To avert this outcome, it urges the United States to broker a last-minute political deal among Sunnis, Shi’ites and Kurds, before October 15 that would assuage Sunni fears of a Shi’ite “super-region” emerging in the south and of “de-Baathification.”
The parties would commit themselves to acting after December elections to limit to four the number of governorates that can fuse into an autonomous region, and not to bar Iraqis from office just because of past membership in the Baath party.

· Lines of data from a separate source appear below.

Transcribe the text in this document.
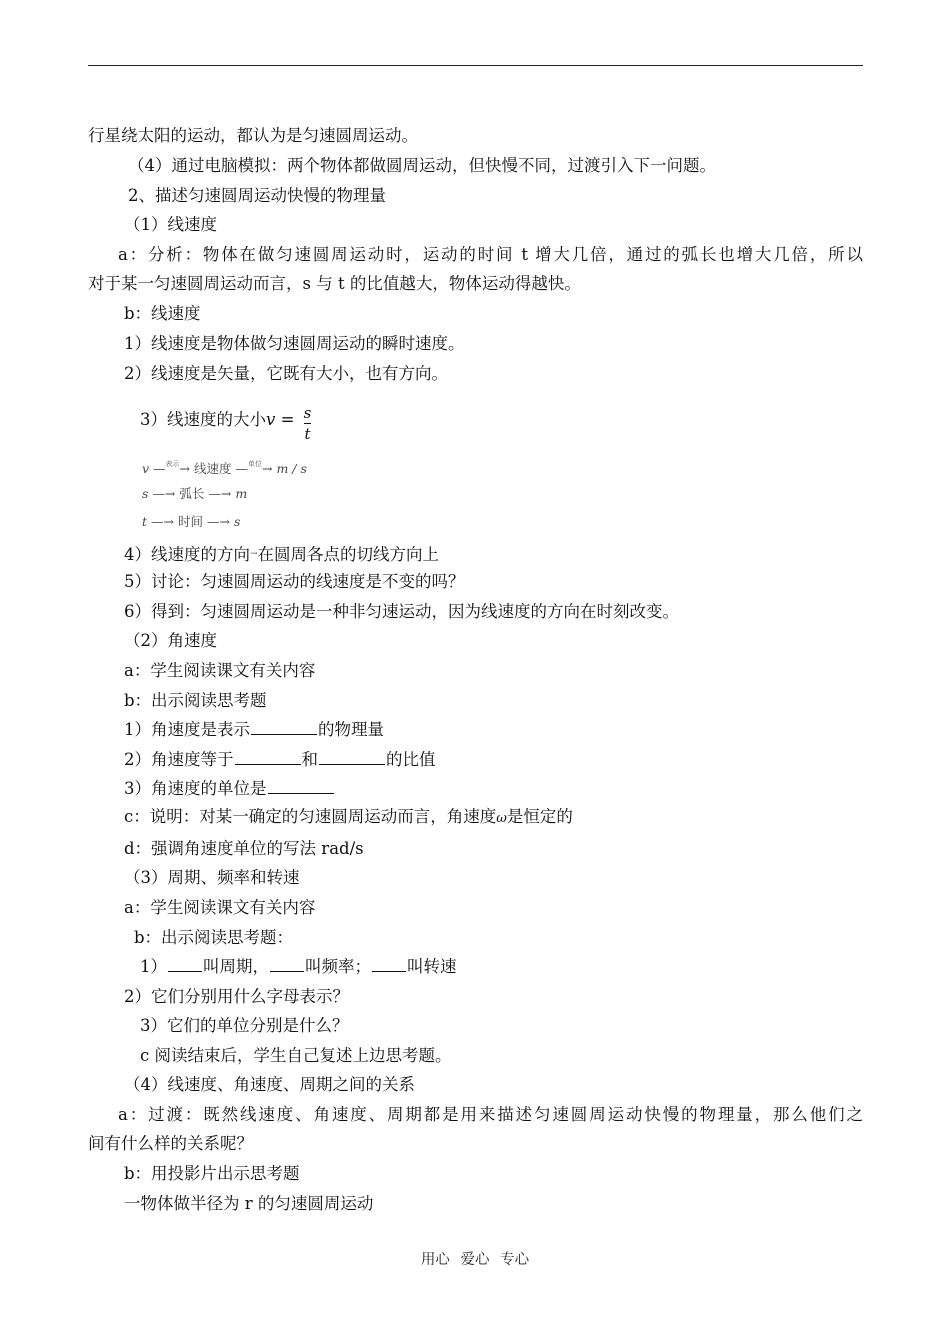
行星绕太阳的运动，都认为是匀速圆周运动。
（4）通过电脑模拟：两个物体都做圆周运动，但快慢不同，过渡引入下一问题。
2、描述匀速圆周运动快慢的物理量
（1）线速度
a：分析：物体在做匀速圆周运动时，运动的时间 t 增大几倍，通过的弧长也增大几倍，所以
对于某一匀速圆周运动而言，s 与 t 的比值越大，物体运动得越快。
b：线速度
1）线速度是物体做匀速圆周运动的瞬时速度。
2）线速度是矢量，它既有大小，也有方向。
3）线速度的大小$v = \frac{s}{t}$
v —$^{表示}$→ 线速度 —$^{单位}$→ m / s
s —→ 弧长 —→ m
t —→ 时间 —→ s
4）线速度的方向→在圆周各点的切线方向上
5）讨论：匀速圆周运动的线速度是不变的吗？
6）得到：匀速圆周运动是一种非匀速运动，因为线速度的方向在时刻改变。
（2）角速度
a：学生阅读课文有关内容
b：出示阅读思考题
1）角速度是表示	的物理量
2）角速度等于	和	的比值
3）角速度的单位是
c：说明：对某一确定的匀速圆周运动而言，角速度ω是恒定的
d：强调角速度单位的写法 rad/s
（3）周期、频率和转速
a：学生阅读课文有关内容
b：出示阅读思考题：
1） 叫周期， 叫频率； 叫转速
2）它们分别用什么字母表示？
3）它们的单位分别是什么？
c 阅读结束后，学生自己复述上边思考题。
（4）线速度、角速度、周期之间的关系
a：过渡：既然线速度、角速度、周期都是用来描述匀速圆周运动快慢的物理量，那么他们之
间有什么样的关系呢？
b：用投影片出示思考题
一物体做半径为 r 的匀速圆周运动
用心 爱心 专心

“There is strong reason to doubt whether such a strategy can succeed,” the report says, citing polarized communal positions. “But given the stakes, the U.S. cannot afford not to try.”
SUNNI ARABS LEFT OUT
The draft constitution drawn up since June bears the imprint of the Shi’ite and Kurdish parties that dominate the parliament elected in January polls largely boycotted by Sunni Arabs.
Fifteen Sunni Arab politicians were added to the drafting committee in an effort at inclusiveness, but the ICG says they felt increasingly marginalized after the August 1 decision not to seek a six-month extension of the drafting deadline.
Negotiations then took place informally among Shi’ite and Kurdish politicians. The Sunnis refused to sign their drafts.
The ICG report argues that U.S. pressure to stick to an arbitrary deadline reflected the Bush administration’s apparent desire to prepare for a significant military drawdown in 2006.
“As a result the constitution-making process became a new stake in the political battle rather than an instrument to resolve it,” the report says.
Sunni Arabs reject the draft mainly because they believe its provisions on federalism could lead to Iraq’s break-up, leaving them in a landlocked heartland without oil resources.
The proposed constitution is also vague and ambiguous on decentralization and powers of taxation, the ICG says, with many other questions left for future legislation — in parliaments where majority Shi’ites are likely to have the upper hand.
“The United States has repeatedly stated that it has a strategic interest in Iraq’s territorial integrity, but today the situation appears to be heading toward de facto partition and full-scale civil war,” the report says.